I’m in Moscow this week, and seeing that my hotel had some free copies of the newspaper Kommersant lying around, I picked one up to see what was in the news. The number one story was yesterday’s meeting in Sochi between the Russian and Turkish presidents. Conveniently, Kommersant included the full text of the agreement. This included the following points:

• ‘Both sides confirm their commitment to preserving Syria’s political unity and territorial integrity.’
• ‘They underline their determination to fight terrorism in all its forms.’
• ‘Starting at 1200 hrs on 23 October 2019, units of the Russian military police and the Syria border service will be deployed to the Syrian side of the Syrian-Turkish border beyond the limits of Operation Peace Spring. They will assist the extraction of units and weapons of the YPG (i.e. Kurdish forces) to 30 km from the Syrian-Turkish border , which must be completed within 150 hours from 1200 hrs, 23 October 2019. From that moment, joint Russian-Turkish patrols will commence up to a depth of 10 km from the border.’

The Russian government will no doubt portray this as proof of the advantages of ‘jaw-jaw over war-war.’ Through diplomacy, they have ensured that the Turkish military offensive will come to an end, and that there will be no humanitarian disaster of the type which so many in the Western press had argued would be the likely result of Turkey’s actions.
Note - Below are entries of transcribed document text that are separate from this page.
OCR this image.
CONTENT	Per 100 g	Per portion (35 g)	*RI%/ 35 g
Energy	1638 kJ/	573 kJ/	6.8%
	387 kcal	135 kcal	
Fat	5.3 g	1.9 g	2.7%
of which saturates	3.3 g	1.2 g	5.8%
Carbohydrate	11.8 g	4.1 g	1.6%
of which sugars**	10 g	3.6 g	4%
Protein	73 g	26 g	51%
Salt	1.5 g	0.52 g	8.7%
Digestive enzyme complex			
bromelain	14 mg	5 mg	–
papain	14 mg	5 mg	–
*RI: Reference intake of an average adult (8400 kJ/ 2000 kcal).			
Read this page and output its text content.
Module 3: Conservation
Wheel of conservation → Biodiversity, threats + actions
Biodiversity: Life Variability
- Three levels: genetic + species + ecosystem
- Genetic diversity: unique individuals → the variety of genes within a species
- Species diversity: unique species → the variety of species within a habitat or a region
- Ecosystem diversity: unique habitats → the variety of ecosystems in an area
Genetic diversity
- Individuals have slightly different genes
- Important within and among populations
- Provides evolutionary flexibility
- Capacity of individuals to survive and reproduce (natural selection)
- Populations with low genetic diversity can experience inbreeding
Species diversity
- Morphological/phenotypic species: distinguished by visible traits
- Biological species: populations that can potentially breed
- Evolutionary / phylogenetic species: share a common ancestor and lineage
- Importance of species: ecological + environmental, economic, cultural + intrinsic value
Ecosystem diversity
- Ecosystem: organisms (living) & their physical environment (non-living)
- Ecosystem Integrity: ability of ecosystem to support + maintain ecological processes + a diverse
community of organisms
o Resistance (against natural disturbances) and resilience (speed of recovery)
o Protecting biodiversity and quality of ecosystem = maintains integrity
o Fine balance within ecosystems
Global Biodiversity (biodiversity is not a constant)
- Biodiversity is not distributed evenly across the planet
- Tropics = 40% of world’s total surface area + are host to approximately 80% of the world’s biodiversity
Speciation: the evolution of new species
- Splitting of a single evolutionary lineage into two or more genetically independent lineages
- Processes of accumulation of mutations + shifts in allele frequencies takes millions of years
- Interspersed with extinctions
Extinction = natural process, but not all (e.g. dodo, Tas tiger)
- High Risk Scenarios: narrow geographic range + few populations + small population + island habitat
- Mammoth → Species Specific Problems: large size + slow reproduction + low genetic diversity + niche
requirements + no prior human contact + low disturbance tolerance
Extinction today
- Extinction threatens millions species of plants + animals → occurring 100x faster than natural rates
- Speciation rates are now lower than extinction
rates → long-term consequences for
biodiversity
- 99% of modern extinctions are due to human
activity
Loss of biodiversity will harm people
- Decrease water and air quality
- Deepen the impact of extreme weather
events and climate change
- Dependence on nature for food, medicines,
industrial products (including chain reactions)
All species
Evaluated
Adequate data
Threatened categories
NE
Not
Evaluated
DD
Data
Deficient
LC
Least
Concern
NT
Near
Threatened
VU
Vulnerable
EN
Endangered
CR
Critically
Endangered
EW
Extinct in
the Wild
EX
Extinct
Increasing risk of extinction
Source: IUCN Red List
They have also gotten the Turks to confirm Syria’s ‘political unity and territorial integrity, and found a way of bringing the Syrian-Turkish border back under Syrian control. These can all be seen as significant achievements.

But they come at a price. The Russian military mission in Syria at first had clear goals: destroy terrorist groups and prevent the collapse of the existing regime. These goals have the advantage that one can easily determine when they’re achieved. But now Russia has taken on a new and completely open-ended commitment – guarding the Syrian border. How will we know when its purpose is achieved? We won’t.

There’s a phrase for this sort of thing – mission creep. It’s not very desirable. In the past I’ve suggested that the Russians might have a better understanding than their American rivals of the first principle of war – selection and maintenance of the aim. Perhaps I was wrong. Russia, it seems, is just as prone to mission creep as anyone else. It looks like the Russians might well be stuck in Syria for a very long time to come.